There are a few elephants in the room regarding decline in literacy/reading, especially framed by online pandemic instruction, but the one whose absence strikes me the most is the disappearance of the reading parent. It’s not enough to scour Google for what other people deem to be “living books” and proffer them to your kids hoping it’ll be the key to their love of literature. I was an avid reader as a kid because every day my dad came home from work, played with us, ate dinner, and then spent his evenings trying to get as many pages in of a novel before his attentions were called elsewhere. My mom spent her mornings reading. My parents kept books in the bathroom so they could read during their few moments without four kids demanding attention. I didn’t want to just read books for my age, I spent hours poring over their books (75% of which I would consider unpalatable today) trying to get into their heads and figure out what made them so interesting to my parents.
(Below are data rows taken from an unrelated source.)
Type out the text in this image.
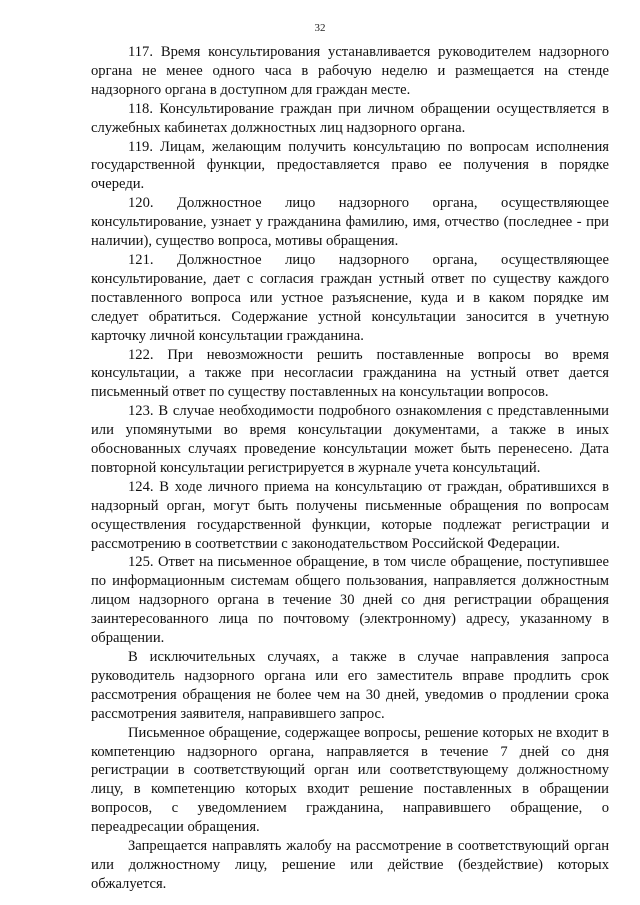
32

117. Время консультирования устанавливается руководителем надзорного органа не менее одного часа в рабочую неделю и размещается на стенде надзорного органа в доступном для граждан месте.

118. Консультирование граждан при личном обращении осуществляется в служебных кабинетах должностных лиц надзорного органа.

119. Лицам, желающим получить консультацию по вопросам исполнения государственной функции, предоставляется право ее получения в порядке очереди.

120. Должностное лицо надзорного органа, осуществляющее консультирование, узнает у гражданина фамилию, имя, отчество (последнее - при наличии), существо вопроса, мотивы обращения.

121. Должностное лицо надзорного органа, осуществляющее консультирование, дает с согласия граждан устный ответ по существу каждого поставленного вопроса или устное разъяснение, куда и в каком порядке им следует обратиться. Содержание устной консультации заносится в учетную карточку личной консультации гражданина.

122. При невозможности решить поставленные вопросы во время консультации, а также при несогласии гражданина на устный ответ дается письменный ответ по существу поставленных на консультации вопросов.

123. В случае необходимости подробного ознакомления с представленными или упомянутыми во время консультации документами, а также в иных обоснованных случаях проведение консультации может быть перенесено. Дата повторной консультации регистрируется в журнале учета консультаций.

124. В ходе личного приема на консультацию от граждан, обратившихся в надзорный орган, могут быть получены письменные обращения по вопросам осуществления государственной функции, которые подлежат регистрации и рассмотрению в соответствии с законодательством Российской Федерации.

125. Ответ на письменное обращение, в том числе обращение, поступившее по информационным системам общего пользования, направляется должностным лицом надзорного органа в течение 30 дней со дня регистрации обращения заинтересованного лица по почтовому (электронному) адресу, указанному в обращении.

В исключительных случаях, а также в случае направления запроса руководитель надзорного органа или его заместитель вправе продлить срок рассмотрения обращения не более чем на 30 дней, уведомив о продлении срока рассмотрения заявителя, направившего запрос.

Письменное обращение, содержащее вопросы, решение которых не входит в компетенцию надзорного органа, направляется в течение 7 дней со дня регистрации в соответствующий орган или соответствующему должностному лицу, в компетенцию которых входит решение поставленных в обращении вопросов, с уведомлением гражданина, направившего обращение, о переадресации обращения.

Запрещается направлять жалобу на рассмотрение в соответствующий орган или должностному лицу, решение или действие (бездействие) которых обжалуется.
It wasn’t the quality of the books that made me a reader, although I found plenty that were vivid and powerful to me, it was watching someone else read every day. Kids naturally want to do what they see their parents doing, for a time at least.

None of this is to shift any blame to parents, and especially now that I am one I am awed by the difficulty of engaging in creative or personal pursuits beyond raising kids. Parents have less time than ever to spend with their kids. I was incredibly lucky to have reading parents and I hope I can be one for my son.